# Unfortunate passing of a sibling



## rustykettle (Mar 31, 2021)

Hi, I had 2 cats from the same litter since they were 9 weeks old, until very suddenly and unexpectedly one of them got ill last week, very ill, the vets could not determine what had happened to him but he was in such a poor way he was unlikely to recover, or if he did he would have had no real life. So very reluctantly I had to agree to a euthanasia - and he was only 5 years old. 

My question is, the remaining cat, his half brother, clearly know something has happened, and his behaviour has started to become much more demanding of me, constantly miaowing at me for attention, and he is generally less settled than before. He is still just as affectionate, and loves his strokes and cuddles even more now. Obviously there is no way to explain the situation to him, but now his bother's gone he's clearly missing him. I'm hoping that time will eventually heal him (and me) and he'll readjust to being a solitary cat, at least until such time as I can get another. Also if he is missing him it's a fact that when they were together they were not overly attached to each other, mostly they did their own thing, with just the odd play fight now and again, but I guess that's just how cats are.

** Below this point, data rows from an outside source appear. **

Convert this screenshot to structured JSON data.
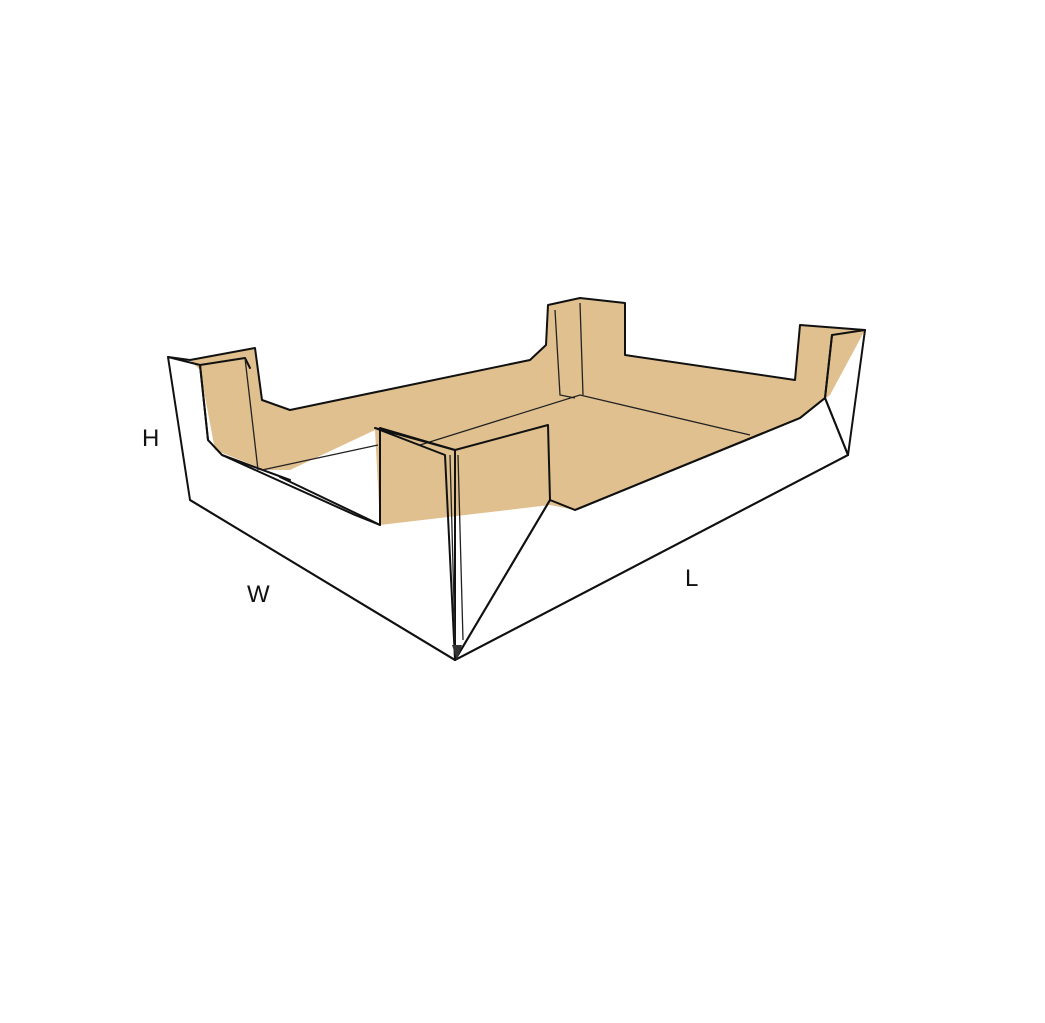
{
  "diagram": {
    "labels": {
      "height": "H",
      "width": "W",
      "length": "L"
    },
    "colors": {
      "inner_board": "#e0c08f",
      "outer_board": "#ffffff",
      "outline": "#111111",
      "background": "#ffffff"
    }
  }
}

Meanwhile is there any advice, things I could do to help him, he's very intelligent and does inter-react with me, almost to the point where I think - if only you could speak we could make this situation a whole lot better. So all suggestions welcome, thanks.


----------



## eldercat (Jul 3, 2015)

He is mourning, missing his brother. I've seen it before, and it hurts a lot to watch someone suffer that way.

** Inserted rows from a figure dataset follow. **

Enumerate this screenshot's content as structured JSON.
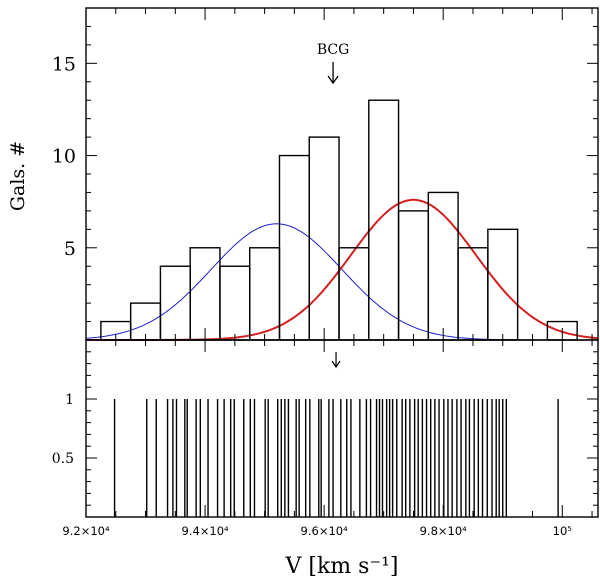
{
  "chart_data": [
    {
      "type": "bar",
      "panel": "top",
      "title": "",
      "xlabel": "",
      "ylabel": "Gals. #",
      "xlim": [
        92000,
        100600
      ],
      "ylim": [
        0,
        18
      ],
      "y_ticks_labeled": [
        5,
        10,
        15
      ],
      "histogram": {
        "bin_edges": [
          92250,
          92750,
          93250,
          93750,
          94250,
          94750,
          95250,
          95750,
          96250,
          96750,
          97250,
          97750,
          98250,
          98750,
          99250,
          99750,
          100250
        ],
        "counts": [
          1,
          2,
          4,
          5,
          4,
          5,
          10,
          11,
          5,
          13,
          7,
          8,
          5,
          6,
          0,
          1
        ]
      },
      "series": [
        {
          "name": "blue gaussian",
          "kind": "gaussian",
          "color": "#1f1fd0",
          "mean": 95200,
          "sigma": 1100,
          "amplitude": 6.3
        },
        {
          "name": "red gaussian",
          "kind": "gaussian",
          "color": "#d42020",
          "mean": 97500,
          "sigma": 1050,
          "amplitude": 7.6
        }
      ],
      "annotations": [
        {
          "text": "BCG",
          "x": 96150
        }
      ]
    },
    {
      "type": "stem",
      "panel": "bottom",
      "xlabel": "V [km s⁻¹]",
      "ylabel": "",
      "xlim": [
        92000,
        100600
      ],
      "ylim": [
        0,
        1.5
      ],
      "x_ticks": [
        92000,
        94000,
        96000,
        98000,
        100000
      ],
      "x_tick_labels": [
        "9.2×10⁴",
        "9.4×10⁴",
        "9.6×10⁴",
        "9.8×10⁴",
        "10⁵"
      ],
      "y_ticks_labeled": [
        0.5,
        1
      ],
      "y_tick_labels": [
        "0.5",
        "1"
      ],
      "arrow_x": 96200,
      "velocities": [
        92480,
        93020,
        93180,
        93370,
        93460,
        93520,
        93660,
        93700,
        93850,
        93920,
        94050,
        94210,
        94320,
        94430,
        94490,
        94650,
        94760,
        94830,
        95010,
        95060,
        95220,
        95280,
        95340,
        95400,
        95530,
        95580,
        95690,
        95760,
        95910,
        95950,
        96080,
        96150,
        96280,
        96380,
        96450,
        96600,
        96710,
        96780,
        96880,
        96930,
        96980,
        97050,
        97100,
        97150,
        97220,
        97310,
        97370,
        97440,
        97520,
        97580,
        97650,
        97720,
        97790,
        97860,
        97930,
        98010,
        98080,
        98150,
        98230,
        98300,
        98380,
        98440,
        98520,
        98590,
        98660,
        98740,
        98820,
        98890,
        98940,
        99000,
        99060,
        99930
      ]
    }
  ]
}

Give him the attention he wants, petting and wooling and loving. It may be a comfort to you both.

Much sympathy on your loss.


----------



## marie73 (Jul 12, 2006)

When I lost Cali (Charlee's sister), Charlee became very clingy. Not annoying, but likes to sit or lay next to me, and wants petting. She meows and I pet her and then she's okay. I give her all the attention she wants. They were together 13 years and inseparable. So I guess my advice would be the same as above, especially because it just happened and he really does need extra love and attention right now. Maybe a new interactive toy he can play with on his own?

I'm very sorry for your loss.


----------